Months ago I tried my first loco-style torta at Taqueria Sinaloa, a taqueria truck up the street on the corner of International and 22nd Avenue. Slightly oilier from the grill, the torta had first been spread with refried beans and then layered with moist poached chicken, chopped lettuce, and salsa. Two friends and I return for lunch to compare its antojitos to La Torta Loca's. On this lunchtime visit the mob surrounding the window is three deep. My friend Ed notices that "Taqueria Sinaloa" is also painted on the building behind the truck, so we enter it instead.
On the walls -- covered in white plastic siding, like a trailer turned inside out -- four Billy Basses hang lifelessly on their plastic mounting boards. They are ignoring the mariachi band sobbing from the jukebox and the nattering of the television on the wall. Sprays of carnations dyed electric shades of green, pink, and blue light up all the plastic-covered tables. The smell of barbecued meat fills the air.
Turns out the indoor Taqueria Sinaloa doesn't serve tortas -- it's a sit-down restaurant. Our waitress delivers full-sized menus listing all the standard antojitos along with breakfast egg dishes, full entrées, and dinner-size bowls of soup. Ed, Joe, and I know that we're going to be getting big plates of food, but it doesn't stop us from putting away a basket of corn chips. The salsa verde, chunky with chiles and onions, needs a vehicle. Our waitress brings us another basket; we groan and eat half.
The food takes fifteen minutes to arrive. As each of the two tables of paint-spattered lunchtime diners exit, they leave the remains of their meals, which sit there until we leave. After thirty minutes we're the only table remaining.
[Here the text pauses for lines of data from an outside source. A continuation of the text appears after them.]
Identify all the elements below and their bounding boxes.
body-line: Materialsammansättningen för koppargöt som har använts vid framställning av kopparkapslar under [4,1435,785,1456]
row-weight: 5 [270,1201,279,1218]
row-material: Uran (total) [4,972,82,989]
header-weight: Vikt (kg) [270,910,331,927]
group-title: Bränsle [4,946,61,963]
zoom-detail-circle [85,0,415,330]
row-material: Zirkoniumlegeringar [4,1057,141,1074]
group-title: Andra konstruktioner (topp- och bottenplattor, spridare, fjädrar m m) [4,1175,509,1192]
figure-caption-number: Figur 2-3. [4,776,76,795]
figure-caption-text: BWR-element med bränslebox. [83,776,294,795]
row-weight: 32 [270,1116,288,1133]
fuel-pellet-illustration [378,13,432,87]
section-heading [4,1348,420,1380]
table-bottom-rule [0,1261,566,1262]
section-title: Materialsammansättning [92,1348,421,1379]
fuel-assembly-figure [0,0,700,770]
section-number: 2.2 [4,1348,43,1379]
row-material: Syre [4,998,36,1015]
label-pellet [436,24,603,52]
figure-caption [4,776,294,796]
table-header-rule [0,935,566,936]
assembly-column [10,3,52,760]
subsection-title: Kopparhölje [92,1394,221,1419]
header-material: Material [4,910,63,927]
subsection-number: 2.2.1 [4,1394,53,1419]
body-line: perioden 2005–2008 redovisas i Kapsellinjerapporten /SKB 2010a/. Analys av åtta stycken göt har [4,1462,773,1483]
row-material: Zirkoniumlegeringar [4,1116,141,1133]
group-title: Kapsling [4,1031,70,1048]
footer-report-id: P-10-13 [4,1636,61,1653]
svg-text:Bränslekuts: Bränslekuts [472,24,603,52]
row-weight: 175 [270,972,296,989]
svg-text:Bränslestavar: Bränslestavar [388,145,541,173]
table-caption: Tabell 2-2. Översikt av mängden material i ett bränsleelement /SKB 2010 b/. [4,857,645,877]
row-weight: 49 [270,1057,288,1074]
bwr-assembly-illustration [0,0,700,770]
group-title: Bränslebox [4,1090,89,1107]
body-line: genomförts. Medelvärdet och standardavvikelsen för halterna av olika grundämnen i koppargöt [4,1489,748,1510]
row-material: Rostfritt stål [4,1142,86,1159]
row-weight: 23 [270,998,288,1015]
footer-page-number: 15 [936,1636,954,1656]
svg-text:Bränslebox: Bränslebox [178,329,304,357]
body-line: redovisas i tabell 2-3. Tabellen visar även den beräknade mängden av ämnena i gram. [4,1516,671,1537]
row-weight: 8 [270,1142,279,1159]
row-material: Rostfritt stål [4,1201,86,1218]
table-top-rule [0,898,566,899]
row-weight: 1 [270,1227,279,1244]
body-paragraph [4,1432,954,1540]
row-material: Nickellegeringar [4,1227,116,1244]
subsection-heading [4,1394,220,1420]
A misstep in my knowledge of geography sends us away from the seafood and toward the fajitas. I have forgotten that the state of Sinaloa faces the Baja peninsula along the northwest shores of Mexico, so I tell Eddie he can order the fajitas. A mound of thickly sliced onions, red and green peppers, tomatoes, and steak spatter and smoke on a cast-iron platter. They come with large, nubbly homemade corn tortillas instead of wheat ones. The steak and vegetables lack seasoning, but Ed compensates by spreading a thick coating of meaty refried beans on each tortilla and rolling them around large scoops of the meat.
Joe's ceviche tostada is piled high with nail-polish-pink shrimp, onions, tomatoes, and avocado chunks. An additional squirt of fresh lime gives its tartness a fresh, floral note. The tough pork on his al pastor taco -- onions, cilantro, a dab of hot red salsa sprinkled on top -- can't compete with La Torta Loca's.
I've tasted few enchiladas verdes that have rivaled Taqueria Sinaloa's, though. First I had to find them under a haystack of shredded lettuce, tomatoes, and cream cheese. The chile verde sauce is a subtle note, letting the meaty shredded chicken come through, and the tortillas are still chewy and soft. My Mexican rice has more presence than most, and the puddle of refried beans on the side are coated in crumbled white queso fresco.
La Torta Loca and Taqueria Sinaloa are but two of the innumerable ever-shifting row of taqueria trucks and food stands that line International Boulevard. Serving food that bests that of most of the higher-priced Mexican restaurants to the north and east, they merit weeks of information-gathering, exploring, and cataloguing. Where to start? Just follow your nose.